House Republicans Brace for Crazy-Making Intra-Party Immigration Fight
This is not to suggest that reform won’t happen. House Republican leaders are highly motivated to lance this boil. “This is going to be an issue that Democrats use to beat up Republicans until it’s taken off the table,” acknowledges Cole.
And although much has been made of Boehner assuring his conference that he will abide by the so-called Hastert Rule on immigration (meaning that he won’t move a bill that doesn’t have the support of a majority of the majority), Hill veterans note that there are ways around this unofficial mandate.

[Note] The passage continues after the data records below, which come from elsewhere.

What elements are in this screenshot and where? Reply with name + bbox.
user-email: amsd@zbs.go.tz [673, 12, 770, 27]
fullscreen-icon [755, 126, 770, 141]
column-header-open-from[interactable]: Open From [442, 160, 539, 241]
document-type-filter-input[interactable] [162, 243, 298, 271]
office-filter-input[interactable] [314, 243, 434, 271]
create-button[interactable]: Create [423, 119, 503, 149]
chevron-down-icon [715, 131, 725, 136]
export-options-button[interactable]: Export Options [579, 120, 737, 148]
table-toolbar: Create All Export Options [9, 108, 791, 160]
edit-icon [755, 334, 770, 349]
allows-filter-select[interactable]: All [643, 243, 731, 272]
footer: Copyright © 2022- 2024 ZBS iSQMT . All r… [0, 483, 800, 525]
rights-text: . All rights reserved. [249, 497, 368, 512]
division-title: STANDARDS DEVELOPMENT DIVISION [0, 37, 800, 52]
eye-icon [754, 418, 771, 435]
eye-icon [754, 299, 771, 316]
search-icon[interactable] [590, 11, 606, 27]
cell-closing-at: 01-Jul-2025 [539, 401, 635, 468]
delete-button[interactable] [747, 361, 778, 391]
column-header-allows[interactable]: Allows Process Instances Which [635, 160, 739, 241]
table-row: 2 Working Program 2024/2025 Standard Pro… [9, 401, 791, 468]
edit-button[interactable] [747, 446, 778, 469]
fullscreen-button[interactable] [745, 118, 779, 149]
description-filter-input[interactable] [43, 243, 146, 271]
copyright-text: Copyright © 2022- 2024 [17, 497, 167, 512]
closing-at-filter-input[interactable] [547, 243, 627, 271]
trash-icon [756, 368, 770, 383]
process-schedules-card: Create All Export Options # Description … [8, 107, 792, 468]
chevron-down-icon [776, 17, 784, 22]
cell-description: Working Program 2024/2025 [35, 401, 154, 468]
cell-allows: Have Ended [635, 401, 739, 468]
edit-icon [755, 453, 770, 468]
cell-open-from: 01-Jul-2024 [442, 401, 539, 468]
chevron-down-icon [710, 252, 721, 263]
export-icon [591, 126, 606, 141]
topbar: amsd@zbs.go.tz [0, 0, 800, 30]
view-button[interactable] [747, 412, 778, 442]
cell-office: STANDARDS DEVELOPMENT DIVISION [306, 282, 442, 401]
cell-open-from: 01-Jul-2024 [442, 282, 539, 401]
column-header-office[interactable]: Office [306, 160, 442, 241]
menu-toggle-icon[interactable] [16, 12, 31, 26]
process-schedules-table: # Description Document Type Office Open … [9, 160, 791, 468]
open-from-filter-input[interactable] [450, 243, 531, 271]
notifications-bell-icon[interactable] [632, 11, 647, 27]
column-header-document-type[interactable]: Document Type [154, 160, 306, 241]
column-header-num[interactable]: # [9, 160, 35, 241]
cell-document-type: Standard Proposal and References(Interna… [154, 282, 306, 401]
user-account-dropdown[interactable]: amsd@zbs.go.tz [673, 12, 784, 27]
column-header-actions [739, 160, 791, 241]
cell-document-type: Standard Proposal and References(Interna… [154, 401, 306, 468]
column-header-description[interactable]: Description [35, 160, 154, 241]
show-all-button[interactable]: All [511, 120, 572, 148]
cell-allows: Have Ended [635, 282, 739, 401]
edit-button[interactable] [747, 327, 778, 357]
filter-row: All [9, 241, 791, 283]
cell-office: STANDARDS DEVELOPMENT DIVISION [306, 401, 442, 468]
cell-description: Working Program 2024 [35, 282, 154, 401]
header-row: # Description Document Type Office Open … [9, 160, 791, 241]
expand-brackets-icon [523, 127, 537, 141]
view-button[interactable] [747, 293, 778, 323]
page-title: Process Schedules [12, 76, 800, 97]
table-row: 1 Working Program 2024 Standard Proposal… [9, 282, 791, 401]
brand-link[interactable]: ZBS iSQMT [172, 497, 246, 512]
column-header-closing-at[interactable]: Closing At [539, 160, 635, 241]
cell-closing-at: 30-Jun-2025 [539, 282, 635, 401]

In some cases, leadership can get a majority of its members to express private support for a bill even when they’re unwilling to vote for it, notes Feehery. (Cole cites the fiscal cliff deal an example.) As for the official vote count, Republican staffers are already allowing for a bit of wiggle room. While passing legislation with more Ds than Rs would be a no-no, passing it with, say, 120 votes from each team would be just fine. Of the Hastert Rule hubbub, the GOP aide says, “It’s kind of a lot of ado about nothing.”
Or as Cole puts it, “The Hastert Rule is a rule except when it’s not.”
Just don’t talk that way in front of the conference’s right wing. They already have issues with the leadership, and some have even launched a crusade to make the Hastert Rule binding. (As if the House needed any more hurdles to getting stuff done.) All of which suggests that Boehner et al. should rest up over the recess and brace for a July 10 “listening session” that will, by comparison, make their last colonoscopy seem like a week in Palm Beach.